Because I have that the following code in my file :
IndexIgnore .htaccess */.??* *~ *# */HEADER* */README* */_vti*
<Limit GET POST>
order deny,allow
deny from all
allow from all
</Limit>
<Limit PUT DELETE>
order deny,allow
deny from all
</Limit>
AuthName fmnextgen.com
SetEnv no-gzip dont-vary
# BEGIN WordPress
<IfModule mod_rewrite.c>
RewriteEngine On
RewriteBase /
RewriteRule ^index\.php$ – [L]
RewriteCond %{REQUEST_FILENAME} !-f
RewriteCond %{REQUEST_FILENAME} !-d
RewriteRule . /index.php [L]
</IfModule>
# END WordPress
You will often find a malware script inserted into the HTML of the index.php page and surrounded by <script> tags like this:
#618404#
echo(gzinflate(base64_decode("<random characters here>")));
#/618404#
where <random characters here> is a long list of seemingly random characters.

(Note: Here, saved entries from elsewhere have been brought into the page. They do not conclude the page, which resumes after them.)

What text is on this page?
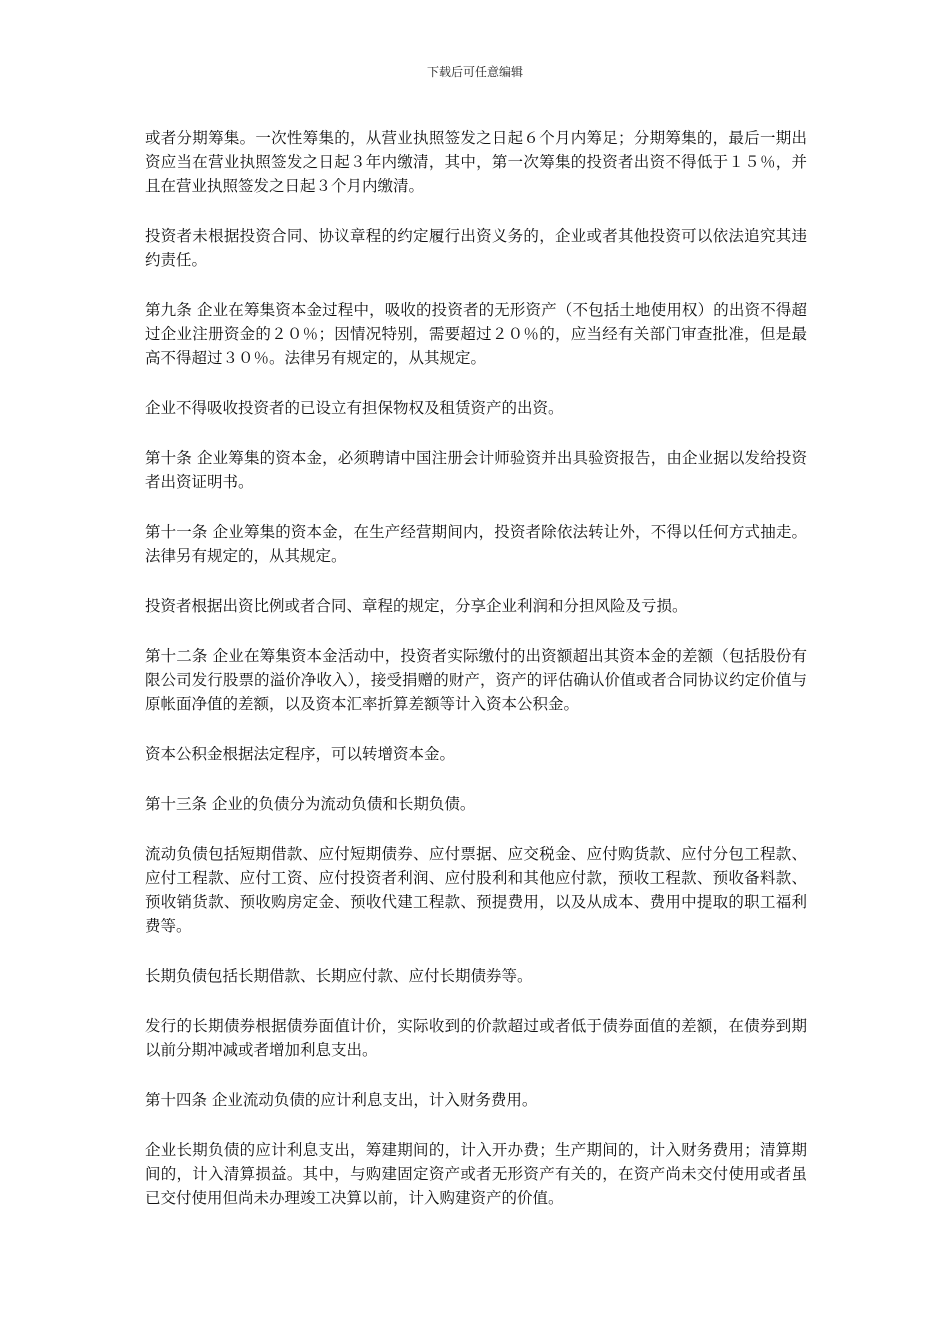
下载后可任意编辑

或者分期筹集。一次性筹集的，从营业执照签发之日起６个月内筹足；分期筹集的，最后一期出资应当在营业执照签发之日起３年内缴清，其中，第一次筹集的投资者出资不得低于１５％，并且在营业执照签发之日起３个月内缴清。

投资者未根据投资合同、协议章程的约定履行出资义务的，企业或者其他投资可以依法追究其违约责任。

第九条 企业在筹集资本金过程中，吸收的投资者的无形资产（不包括土地使用权）的出资不得超过企业注册资金的２０％；因情况特别，需要超过２０％的，应当经有关部门审查批准，但是最高不得超过３０％。法律另有规定的，从其规定。

企业不得吸收投资者的已设立有担保物权及租赁资产的出资。

第十条 企业筹集的资本金，必须聘请中国注册会计师验资并出具验资报告，由企业据以发给投资者出资证明书。

第十一条 企业筹集的资本金，在生产经营期间内，投资者除依法转让外，不得以任何方式抽走。法律另有规定的，从其规定。

投资者根据出资比例或者合同、章程的规定，分享企业利润和分担风险及亏损。

第十二条 企业在筹集资本金活动中，投资者实际缴付的出资额超出其资本金的差额（包括股份有限公司发行股票的溢价净收入），接受捐赠的财产，资产的评估确认价值或者合同协议约定价值与原帐面净值的差额，以及资本汇率折算差额等计入资本公积金。

资本公积金根据法定程序，可以转增资本金。

第十三条 企业的负债分为流动负债和长期负债。

流动负债包括短期借款、应付短期债券、应付票据、应交税金、应付购货款、应付分包工程款、应付工程款、应付工资、应付投资者利润、应付股利和其他应付款，预收工程款、预收备料款、预收销货款、预收购房定金、预收代建工程款、预提费用，以及从成本、费用中提取的职工福利费等。

长期负债包括长期借款、长期应付款、应付长期债券等。

发行的长期债券根据债券面值计价，实际收到的价款超过或者低于债券面值的差额，在债券到期以前分期冲减或者增加利息支出。

第十四条 企业流动负债的应计利息支出，计入财务费用。

企业长期负债的应计利息支出，筹建期间的，计入开办费；生产期间的，计入财务费用；清算期间的，计入清算损益。其中，与购建固定资产或者无形资产有关的，在资产尚未交付使用或者虽已交付使用但尚未办理竣工决算以前，计入购建资产的价值。
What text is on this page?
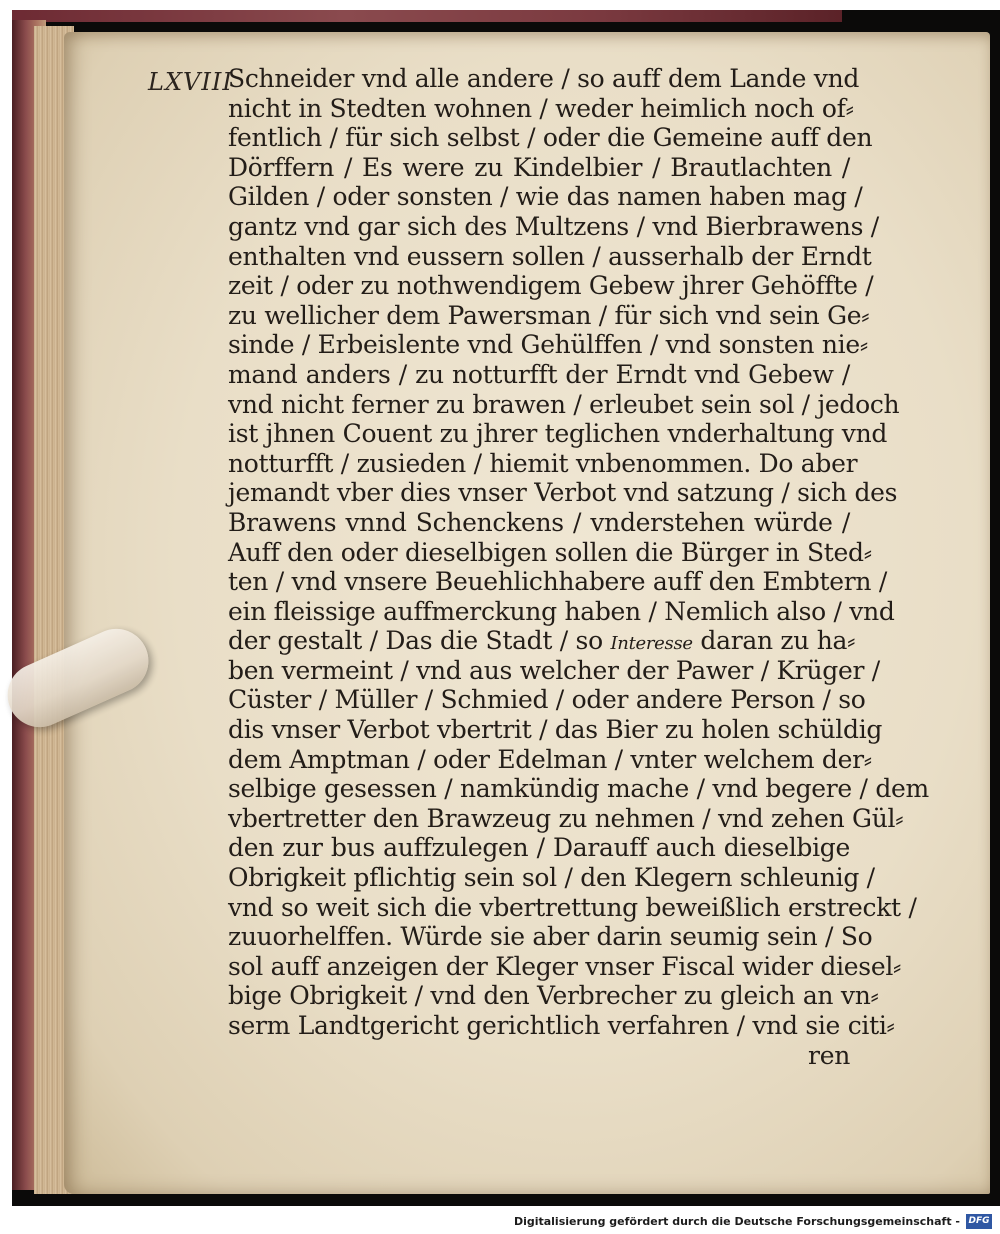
LXVIII
Schneider vnd alle andere / so auff dem Lande vnd
nicht in Stedten wohnen / weder heimlich noch of⸗
fentlich / für sich selbst / oder die Gemeine auff den
Dörffern / Es were zu Kindelbier / Brautlachten /
Gilden / oder sonsten / wie das namen haben mag /
gantz vnd gar sich des Multzens / vnd Bierbrawens /
enthalten vnd eussern sollen / ausserhalb der Erndt
zeit / oder zu nothwendigem Gebew jhrer Gehöffte /
zu wellicher dem Pawersman / für sich vnd sein Ge⸗
sinde / Erbeislente vnd Gehülffen / vnd sonsten nie⸗
mand anders / zu notturfft der Erndt vnd Gebew /
vnd nicht ferner zu brawen / erleubet sein sol / jedoch
ist jhnen Couent zu jhrer teglichen vnderhaltung vnd
notturfft / zusieden / hiemit vnbenommen. Do aber
jemandt vber dies vnser Verbot vnd satzung / sich des
Brawens vnnd Schenckens / vnderstehen würde /
Auff den oder dieselbigen sollen die Bürger in Sted⸗
ten / vnd vnsere Beuehlichhabere auff den Embtern /
ein fleissige auffmerckung haben / Nemlich also / vnd
der gestalt / Das die Stadt / so Interesse daran zu ha⸗
ben vermeint / vnd aus welcher der Pawer / Krüger /
Cüster / Müller / Schmied / oder andere Person / so
dis vnser Verbot vbertrit / das Bier zu holen schüldig
dem Amptman / oder Edelman / vnter welchem der⸗
selbige gesessen / namkündig mache / vnd begere / dem
vbertretter den Brawzeug zu nehmen / vnd zehen Gül⸗
den zur bus auffzulegen / Darauff auch dieselbige
Obrigkeit pflichtig sein sol / den Klegern schleunig /
vnd so weit sich die vbertrettung beweißlich erstreckt /
zuuorhelffen. Würde sie aber darin seumig sein / So
sol auff anzeigen der Kleger vnser Fiscal wider diesel⸗
bige Obrigkeit / vnd den Verbrecher zu gleich an vn⸗
serm Landtgericht gerichtlich verfahren / vnd sie citi⸗
ren
Digitalisierung gefördert durch die Deutsche Forschungsgemeinschaft - DFG
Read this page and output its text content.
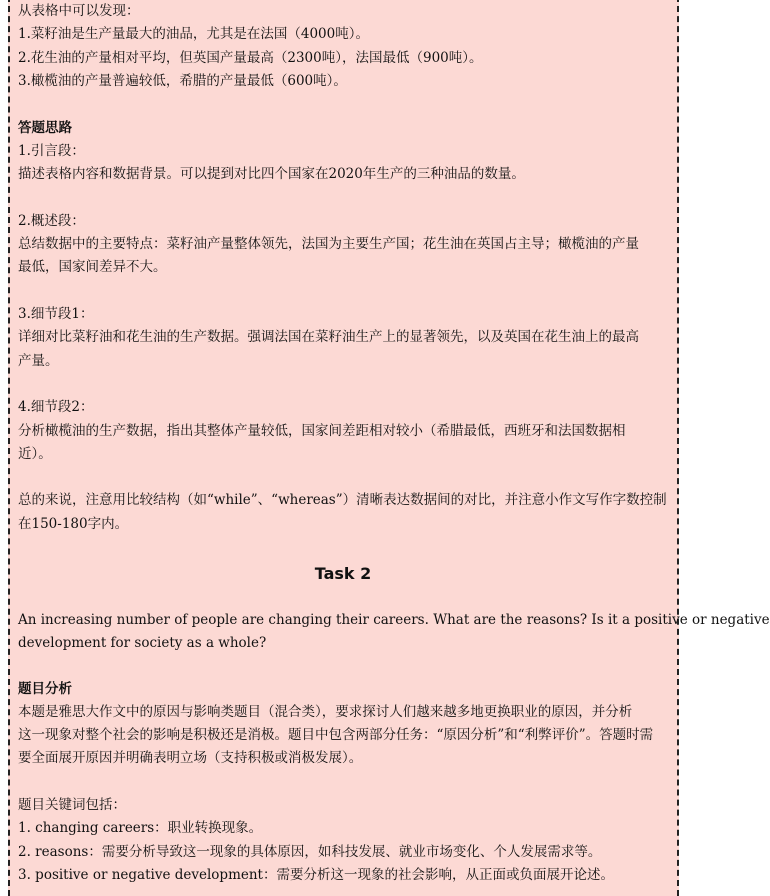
从表格中可以发现：
1.菜籽油是生产量最大的油品，尤其是在法国（4000吨）。
2.花生油的产量相对平均，但英国产量最高（2300吨），法国最低（900吨）。
3.橄榄油的产量普遍较低，希腊的产量最低（600吨）。
答题思路
1.引言段：
描述表格内容和数据背景。可以提到对比四个国家在2020年生产的三种油品的数量。
2.概述段：
总结数据中的主要特点：菜籽油产量整体领先，法国为主要生产国；花生油在英国占主导；橄榄油的产量
最低，国家间差异不大。
3.细节段1：
详细对比菜籽油和花生油的生产数据。强调法国在菜籽油生产上的显著领先，以及英国在花生油上的最高
产量。
4.细节段2：
分析橄榄油的生产数据，指出其整体产量较低，国家间差距相对较小（希腊最低，西班牙和法国数据相
近）。
总的来说，注意用比较结构（如“while”、“whereas”）清晰表达数据间的对比，并注意小作文写作字数控制
在150-180字内。
Task 2
An increasing number of people are changing their careers. What are the reasons? Is it a positive or negative
development for society as a whole?
题目分析
本题是雅思大作文中的原因与影响类题目（混合类），要求探讨人们越来越多地更换职业的原因，并分析
这一现象对整个社会的影响是积极还是消极。题目中包含两部分任务：“原因分析”和“利弊评价”。答题时需
要全面展开原因并明确表明立场（支持积极或消极发展）。
题目关键词包括：
1. changing careers：职业转换现象。
2. reasons：需要分析导致这一现象的具体原因，如科技发展、就业市场变化、个人发展需求等。
3. positive or negative development：需要分析这一现象的社会影响，从正面或负面展开论述。
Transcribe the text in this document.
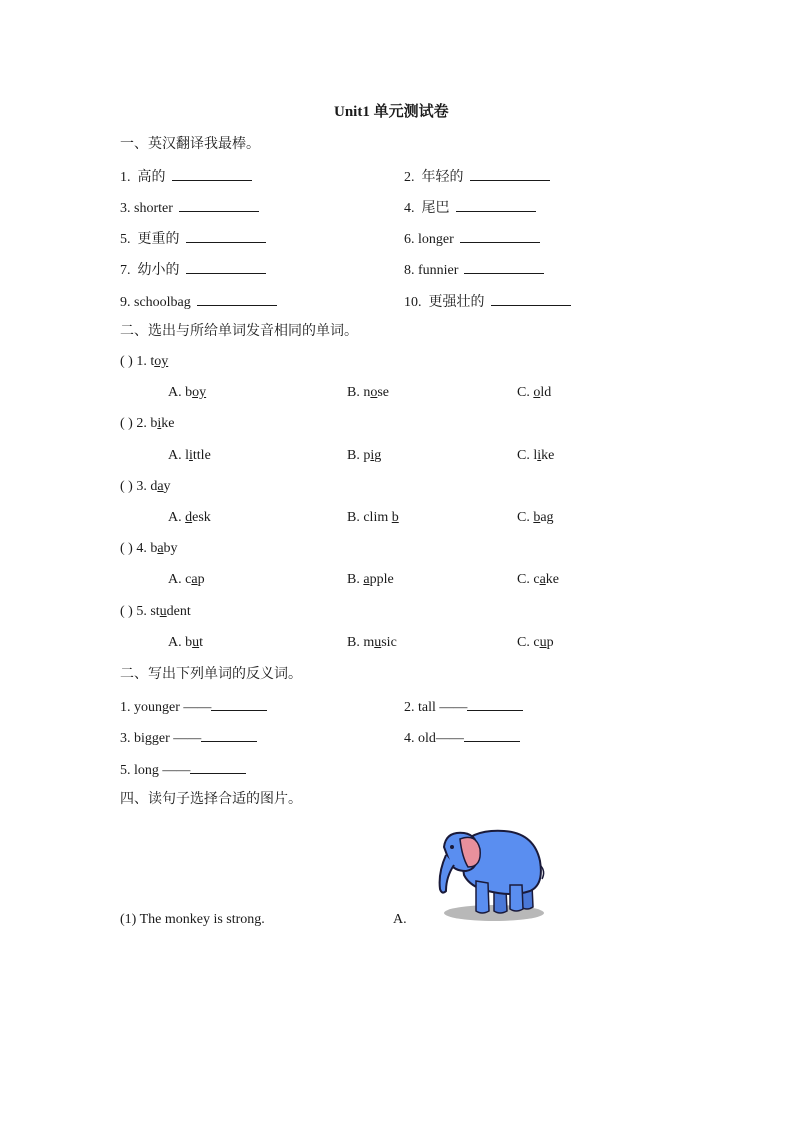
Unit1 单元测试卷
一、英汉翻译我最棒。
1. 高的	2. 年轻的
3. shorter	4. 尾巴
5. 更重的	6. longer
7. 幼小的	8. funnier
9. schoolbag	10. 更强壮的
二、选出与所给单词发音相同的单词。
( ) 1. toy
A. boy	B. nose	C. old
( ) 2. bike
A. little	B. pig	C. like
( ) 3. day
A. desk	B. clim b	C. bag
( ) 4. baby
A. cap	B. apple	C. cake
( ) 5. student
A. but	B. music	C. cup
二、写出下列单词的反义词。
1. younger ——	2. tall ——
3. bigger ——	4. old——
5. long ——
四、读句子选择合适的图片。
(1) The monkey is strong.	A.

The easiest option may be to reinstall WordPress using the Dashboard but backup your wp-content directory first and any other custom files. Then check your custom files for those script tags above (or similar) and delete the tags.
Then I strongly suggest changing your FTP passwords to prevent further infections.
You will then need to let Google know you have removed the malware so your website is not reported as malware any longer.
Hope that helps.
Thread Starter
FMNG
(@fmng)
Thanks for your help.
I just have a question, if i reinstall WordPress, I will loose all of my articles or not ?
If you have a backup of your .htaccess file, you can just compare.
You may be able to go back a few days and get it from your host provider.
When in doubt, feel free to save a copy of the current file now and just remove anything that’s iffy looking. Based on recollection, my file doesn’t have anything that you just posted.
Your articles are stored in the database so you shouldn’t lose your content. To be on the safe side, do a database backup and your entire wp-content folder (which you can check for malware scripts after downloading them – a good A/V package should detect anything unusual).
You can also back up your wp-config.php file – it shouldn’t be replaced by a new WordPress installation but there’s no harm in being cautious.
Back up .htaccess to if you have made any changes to it. Then compare with the new one and re-add any changes you previously made to the old one (making sure they aren’t malicious changes added by the hacker of course).